The company is assessing whether the train’s on-board “service officer” who will later this year start using electronic tablets to provide information to passengers can also use them to check passports post-Brexit.

“There is no reason why any cross-Border checks couldn’t be part of that in a future world that is post-Brexit,” Gerry Culligan, Irish Rail commercial director, told The Irish Times at a conference in Dublin on Brexit and infrastructure.

The Irish Rail executive told the conference, hosted by the British Irish Chamber of Commerce, that in the event of Border checks being introduced after the UK quits the EU in March 2019, the company was looking at whether passengers could be cleared on board or before they board in Dublin and Belfast. “There are areas that have been dusted down and relooked at it,” he said.

The company is assessing the potential for Rosslare and Waterford ports in the southeast to provide a direct ferry link to continental Europe under 'a significantly hard Brexit'

Minister for Planning Eoghan Murphy told reporters the Government had based the €116 billion National Development Plan for infrastructure on mid-level growth so that it could be achieved “regardless of whether or not Brexit is a hard Brexit, soft Brexit, an orderly Brexit or a disorderly Brexit”.

Public consultation

Anne Graham, chief executive of the National Transport Authority, told the conference that the proposed Metro Link rail line running from north Co Dublin to the south Dublin suburbs – a key project in the Government’s Project Ireland 2040 plan – would go to public consultation over the next couple of weeks.

Department of Communications official Fergal Mulligan, who is in charge of rolling out the Government’s national broadband plan, called for a centralised project management office with powers to prioritise certain projects over others, instead of leaving the timetable for Ministers to decide.

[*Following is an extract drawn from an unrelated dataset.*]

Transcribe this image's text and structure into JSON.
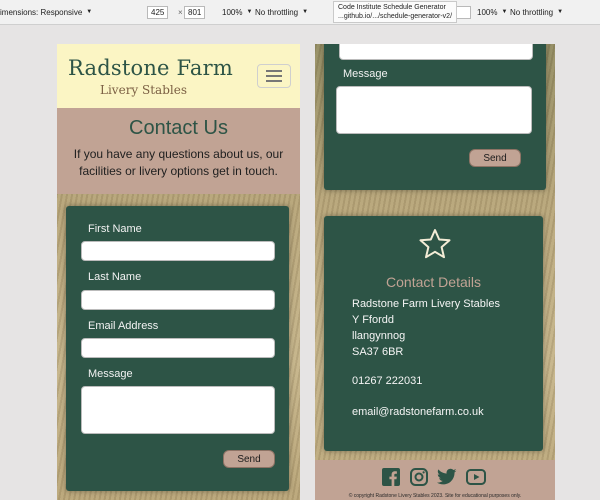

“I don’t think Cabinet is the place to bring those 10 projects and let a Cabinet say: ‘Actually you know what, we’ll bring those 10 projects at the same time because they are all important to all of us,’” he said.

Transport link

Irish Rail is awaiting a report by the Irish Maritime Development Office to consider, as part of its Brexit planning, the full extent of traffic through the vital “land-bridge” transport link to Europe through the UK. There was “a dearth of data” on the scale and size of traffic on this link, Mr Culligan said.

The company is assessing the potential for Rosslare and Waterford ports in the southeast to provide a direct ferry link to continental Europe under “a significantly hard Brexit”.

As part of plans to create a high-speed Dublin-Belfast rail network, the company wants to reduce the journey time from two hours and 15 minutes to less than two hours and eventually to 90 minutes.

Mr Culligan said the electrification and extension of the Dart line to Drogheda under the 10-year National Development Plan created a longer term opportunity to electrify the line north to Belfast.